The Lough Erne Accountability Report states that the G8 has played a constructive role in promoting better governance in the developing world. It cites the G8’s 70 percent funding of the Africa Peer Review Mechanism to promote democratic processes, citizen rights, and the rule of law. The Report goes on to highlight examples of how corruption and corporate social responsibility are being addressed.

International Cooperation Minister Julian Fantino commented that “the report shows that Canada delivers on its commitments. Looking forward, Canada will continue to work with its G-8 partners to reduce poverty and promote sustainable economic growth in the developing world.” He pointed to May’s announcement of the ‘Building a Capable State’ project to assist South Africa in strengthening public institutions to deliver quality, accountable services.

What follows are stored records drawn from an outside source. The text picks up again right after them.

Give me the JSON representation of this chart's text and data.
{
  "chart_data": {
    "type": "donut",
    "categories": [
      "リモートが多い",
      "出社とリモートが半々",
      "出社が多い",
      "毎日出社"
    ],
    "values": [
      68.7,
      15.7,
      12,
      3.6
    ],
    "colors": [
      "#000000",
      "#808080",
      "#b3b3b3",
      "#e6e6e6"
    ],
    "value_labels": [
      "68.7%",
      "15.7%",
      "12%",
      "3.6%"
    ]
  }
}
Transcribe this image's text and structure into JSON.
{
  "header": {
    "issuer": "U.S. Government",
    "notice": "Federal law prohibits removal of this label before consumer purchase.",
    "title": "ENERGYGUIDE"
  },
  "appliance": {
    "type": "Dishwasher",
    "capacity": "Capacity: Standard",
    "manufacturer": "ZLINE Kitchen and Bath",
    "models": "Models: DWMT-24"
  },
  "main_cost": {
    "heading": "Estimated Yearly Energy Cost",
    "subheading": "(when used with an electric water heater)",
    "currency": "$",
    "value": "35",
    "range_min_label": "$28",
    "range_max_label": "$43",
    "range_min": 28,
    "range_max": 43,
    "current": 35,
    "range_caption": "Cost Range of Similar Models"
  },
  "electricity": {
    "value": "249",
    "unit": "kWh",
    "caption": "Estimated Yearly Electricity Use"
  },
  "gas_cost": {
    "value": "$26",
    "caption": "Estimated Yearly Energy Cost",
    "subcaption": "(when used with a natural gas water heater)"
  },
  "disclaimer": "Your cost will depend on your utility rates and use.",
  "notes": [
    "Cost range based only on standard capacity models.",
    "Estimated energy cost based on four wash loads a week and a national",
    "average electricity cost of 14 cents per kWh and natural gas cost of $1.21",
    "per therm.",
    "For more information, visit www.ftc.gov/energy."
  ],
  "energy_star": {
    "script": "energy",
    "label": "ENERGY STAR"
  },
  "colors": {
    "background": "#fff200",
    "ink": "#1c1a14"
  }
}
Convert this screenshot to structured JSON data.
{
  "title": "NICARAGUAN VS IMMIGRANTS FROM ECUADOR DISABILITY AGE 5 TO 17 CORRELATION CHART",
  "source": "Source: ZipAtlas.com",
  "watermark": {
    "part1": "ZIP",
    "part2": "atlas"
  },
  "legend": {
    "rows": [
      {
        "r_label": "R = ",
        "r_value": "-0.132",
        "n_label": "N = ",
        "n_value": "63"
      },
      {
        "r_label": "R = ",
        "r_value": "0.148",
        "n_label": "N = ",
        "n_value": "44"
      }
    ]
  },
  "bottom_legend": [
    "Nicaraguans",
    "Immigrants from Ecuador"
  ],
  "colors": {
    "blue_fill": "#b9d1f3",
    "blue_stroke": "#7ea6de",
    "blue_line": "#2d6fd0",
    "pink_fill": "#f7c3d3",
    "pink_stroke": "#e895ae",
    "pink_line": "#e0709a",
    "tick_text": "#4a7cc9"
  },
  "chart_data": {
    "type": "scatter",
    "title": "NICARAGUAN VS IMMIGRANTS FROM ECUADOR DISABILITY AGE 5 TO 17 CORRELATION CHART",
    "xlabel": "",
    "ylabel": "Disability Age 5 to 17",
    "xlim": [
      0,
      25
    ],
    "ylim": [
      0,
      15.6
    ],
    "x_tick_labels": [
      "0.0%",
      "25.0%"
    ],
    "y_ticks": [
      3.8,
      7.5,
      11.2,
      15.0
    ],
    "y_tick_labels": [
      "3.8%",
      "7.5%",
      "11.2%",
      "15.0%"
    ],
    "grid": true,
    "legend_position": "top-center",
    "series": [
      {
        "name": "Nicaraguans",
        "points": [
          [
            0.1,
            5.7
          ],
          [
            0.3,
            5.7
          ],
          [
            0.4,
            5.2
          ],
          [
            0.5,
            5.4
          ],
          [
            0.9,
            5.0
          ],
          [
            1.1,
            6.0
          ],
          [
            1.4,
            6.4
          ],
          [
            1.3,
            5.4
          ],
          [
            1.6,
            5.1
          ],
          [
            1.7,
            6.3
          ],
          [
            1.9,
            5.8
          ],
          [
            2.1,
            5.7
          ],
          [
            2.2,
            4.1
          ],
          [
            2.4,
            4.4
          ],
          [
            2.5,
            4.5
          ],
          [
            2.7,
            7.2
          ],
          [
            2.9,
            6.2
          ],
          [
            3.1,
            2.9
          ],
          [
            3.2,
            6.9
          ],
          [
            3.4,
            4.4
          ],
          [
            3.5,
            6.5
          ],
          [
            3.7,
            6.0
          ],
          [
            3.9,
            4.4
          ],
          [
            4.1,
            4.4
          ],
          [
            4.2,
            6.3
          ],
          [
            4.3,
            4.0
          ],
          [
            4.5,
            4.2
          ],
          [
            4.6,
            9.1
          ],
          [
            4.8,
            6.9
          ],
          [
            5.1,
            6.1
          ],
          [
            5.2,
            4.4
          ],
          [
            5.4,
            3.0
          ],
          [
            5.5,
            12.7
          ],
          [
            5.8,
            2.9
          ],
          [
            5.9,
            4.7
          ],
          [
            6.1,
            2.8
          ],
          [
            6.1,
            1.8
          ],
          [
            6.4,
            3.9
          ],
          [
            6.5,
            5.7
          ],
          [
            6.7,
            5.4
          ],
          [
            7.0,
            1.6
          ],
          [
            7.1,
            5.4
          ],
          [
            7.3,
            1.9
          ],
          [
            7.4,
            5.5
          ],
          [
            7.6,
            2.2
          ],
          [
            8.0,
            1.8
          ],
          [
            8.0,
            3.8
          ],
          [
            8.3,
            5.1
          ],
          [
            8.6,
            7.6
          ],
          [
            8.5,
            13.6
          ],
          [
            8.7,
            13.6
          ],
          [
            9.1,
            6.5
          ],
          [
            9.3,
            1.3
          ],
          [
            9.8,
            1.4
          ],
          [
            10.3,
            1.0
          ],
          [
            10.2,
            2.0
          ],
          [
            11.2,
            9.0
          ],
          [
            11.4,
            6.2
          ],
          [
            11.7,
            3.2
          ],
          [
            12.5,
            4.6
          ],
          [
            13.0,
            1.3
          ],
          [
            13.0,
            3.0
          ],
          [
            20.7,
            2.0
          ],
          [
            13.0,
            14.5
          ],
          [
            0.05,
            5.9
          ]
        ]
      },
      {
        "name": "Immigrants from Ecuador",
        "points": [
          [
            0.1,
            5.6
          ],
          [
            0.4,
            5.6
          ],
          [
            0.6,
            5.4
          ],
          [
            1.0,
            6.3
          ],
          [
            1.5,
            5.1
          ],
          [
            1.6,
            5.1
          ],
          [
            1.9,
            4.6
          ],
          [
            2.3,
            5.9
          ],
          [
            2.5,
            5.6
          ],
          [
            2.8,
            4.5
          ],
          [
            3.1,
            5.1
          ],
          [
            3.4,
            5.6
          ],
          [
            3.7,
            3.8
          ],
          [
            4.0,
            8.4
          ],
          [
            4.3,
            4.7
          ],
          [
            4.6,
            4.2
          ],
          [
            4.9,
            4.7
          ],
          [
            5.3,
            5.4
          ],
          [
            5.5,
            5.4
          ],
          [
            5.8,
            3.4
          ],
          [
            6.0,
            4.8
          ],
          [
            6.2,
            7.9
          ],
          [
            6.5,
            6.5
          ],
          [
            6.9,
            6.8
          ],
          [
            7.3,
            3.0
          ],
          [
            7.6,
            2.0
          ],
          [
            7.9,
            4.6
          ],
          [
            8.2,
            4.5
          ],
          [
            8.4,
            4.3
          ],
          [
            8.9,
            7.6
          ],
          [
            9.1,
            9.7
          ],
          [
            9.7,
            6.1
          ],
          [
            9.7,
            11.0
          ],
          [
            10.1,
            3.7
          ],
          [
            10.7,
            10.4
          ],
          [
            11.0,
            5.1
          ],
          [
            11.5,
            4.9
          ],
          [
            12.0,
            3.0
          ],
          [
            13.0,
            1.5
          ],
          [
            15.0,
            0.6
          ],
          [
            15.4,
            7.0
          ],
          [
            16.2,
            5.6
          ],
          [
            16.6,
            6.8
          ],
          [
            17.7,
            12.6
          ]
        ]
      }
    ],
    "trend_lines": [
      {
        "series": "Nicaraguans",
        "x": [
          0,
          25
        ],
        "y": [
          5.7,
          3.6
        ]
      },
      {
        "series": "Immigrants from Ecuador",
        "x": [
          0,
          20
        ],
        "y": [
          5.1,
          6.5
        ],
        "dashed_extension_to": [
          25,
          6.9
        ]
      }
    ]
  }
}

Africa Governance Initiative patron Tony Blair says that “countries with good governance do best at turning economic growth into improved well-being.” The ‘Africa rising’ narrative is central to the debate on the continent’s development. Eight of the world’s top 30 countries making the greatest gains in well-being in the last five years are from sub-Saharan Africa. Their governments committed politically to reform, prioritized reforms ruthlessly, and implemented supporting structures and systems.

The international scene witnessed disparate notions and controversial measures of governance over the past decade — ‘good enough’ governance, ‘best fit’ solutions, common indicators, comparative rankings. To improve clarity, the Commonwealth embraced the following definitions to operationalize development work and gauge progress:

• ‘Governance’ involves the formation and stewardship of the formal and informal rules that regulate the public realm, including its political, economic and social dimensions; and
• ‘Good Governance’ enables the development of public value through institutions and processes that promote accountability, transparency, predictability, participation, and capacity.

Stanford’s Francis Fukuyama questions how the quality of government and its institutions should be defined conceptually and measured practically: What are the features of good governance? How has the quality of public sector management evolved? What are the key trends and drivers of change? How can reforms improve the quality of government? He sees a causal chain between the quality of governance institutions and efforts to tackle exclusion, prevent corruption, and improve service delivery.

As a founding member and the seventh-largest shareholder in the World Bank Group, Canada has a responsibility and platform to ensure that the development community achieves real results in a fragile global economy. It has a big stake in development outcomes like growth, competitiveness, and poverty reduction. Canada can be a game changer when it models good governance and champions ‘value for many’. Its domestic record and credibility have been spotty of late.